Il rapporto con lo sport
La mia mancanza di talento sportivo si traduce anche in un disprezzo attivo per alcune discipline. Odio il calcio da sempre, odio vederlo in televisione, odio sentire la gente parlarne, odio le transenne che mi impedivano di tornare a casa quando abitavo accanto allo stadio Tardini di Parma. E invece in un momento di défaillance ho fatto un figlio con uno juventino appassionato, che a un certo punto mi convinse che dovevo andare allo stadio almeno una volta nella vita, che così avrei finalmente capito.
«Ma ci sono stata a sentire Springsteen!» mi opposi io, prima di ritrovarmi seduta negli spalti di San Siro a guardare 22 uomini in calzoncini con lo stesso interesse che riserverei a un muro che si asciuga dopo due mani di vernice. Non so quali squadre giocassero quel giorno (o era sera?), né tantomeno chi vinse. Mi ricordo solo la noia incommensurabile di quei novanta minuti. Quella è forse l’unica partita di calcio che io abbia mai visto dall’inizio alla fine, ma non so se conta perché fu in quell’occasione che imparai a dormire con gli occhi aperti.

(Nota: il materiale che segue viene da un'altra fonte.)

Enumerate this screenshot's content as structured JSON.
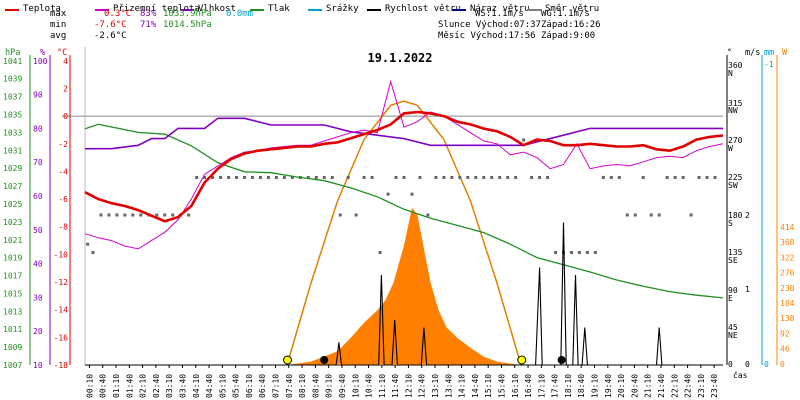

Tutto il mio afflato sportivo si è sempre consumato una volta ogni quattro anni durante le Olimpiadi, che mi piacciono molto anche per l’assoluta irrilevanza del calcio durante la manifestazione, sostituito da moltissime atlete in body glitterati.
Poi lo juventino, penso per amarezza e disillusione nei confronti della sua squadra del cuore che da quello che ho capito non gli regala più alcuna gioia, negli ultimi anni è andato in fissa con il tennis, e contro ogni previsione mi sono ritrovata a guardare una palla in tv senza sbuffare. Oserei dire che lo seguo con piacere: maschi alti e ben vestiti, donne fortissime dalle braccia scolpite, Cate Blanchett negli spalti, commentatori che non urlano. È tutto molto civilizzato, se uno non bada alle bestemmie di Musetti.
Emozioni nuove
È iniziato come sedativo: i rintocchi della pallina dopo una certa ora mi aiutavano a scivolare nel sonno come neanche dieci gocce di Minias. Poi ho preso atto del talento di Matteo Berettini, un uomo oggettivamente anche molto piacevole da guardare. Infine, con Sinner e Musetti, è subentrato un inedito orgoglio patriottico.
Tutti questi giovani italiani che scalavano la classifica mondiale di uno sport di cui fino a poco tempo fa a malapena registravo l’esistenza improvvisamente mi trasmettevano una strana smania, che mi giungeva del tutto nuova e faticava a staccarmisi di dosso. E fu così che mi ritrovai a insultare Alcaraz attraverso la televisione durante la finale del Roland Garros di quest’anno. Il tennis è uno sport civilizzato ovunque tranne che a casa mia.
Ora che c’è Wimbledon mi scopro a controllare il calendario dei match con inusuale trasporto. Se qualcuno solo un paio di anni fa mi avesse detto che avrei volontariamente passato un pomeriggio a casa per godermi qualche ora di sport avrei riso dell’ingenuità di questa persona. Ma chi, io? Ma figurati.
Invece eccomi qui, la più ingenua di tutti: in un momento in cui mi sono fatta tenerezza da sola ho pensato di regalare i biglietti per Wimbledon al mio fidanzato, solo per scoprire che finiscono mesi prima e che costano come sei mesi del nostro affitto. Così mi iscrivo alla loro lotteria, immaginandomi già vestita di beige con la piega impeccabile che non ho mai avuto, seduta accanto a David Beckham, a spiegargli perché il calcio è uno sport per trogloditi.
Potrebbe essere una passione passeggera, in effetti all’inizio di ogni torneo devo farmi rispiegare come funziona il punteggio perché il mio cervellino atrofizzato non trattiene le informazioni tecniche di nessuno sport.
Ma avendo mio malgrado imparato cos’è il fuorigioco, scommetto che fra qualche anno riuscirò anche a capacitarmi della sequenza 15-30-40 – che sfugge a qualsiasi logica e non smetterà mai di farmi arrabbiare – e riuscirò a ricordarmi quanti set stanno in un game, quanti game in un match e cosa significa “breccare”.
Intanto prendo familiarità con questa emozione nuova e purissima, foriera anche di stress e frustrazioni che non conoscevo e non fanno bene al mio umore. È questo che provate ogni domenica di campionato? Ma siete pazzi?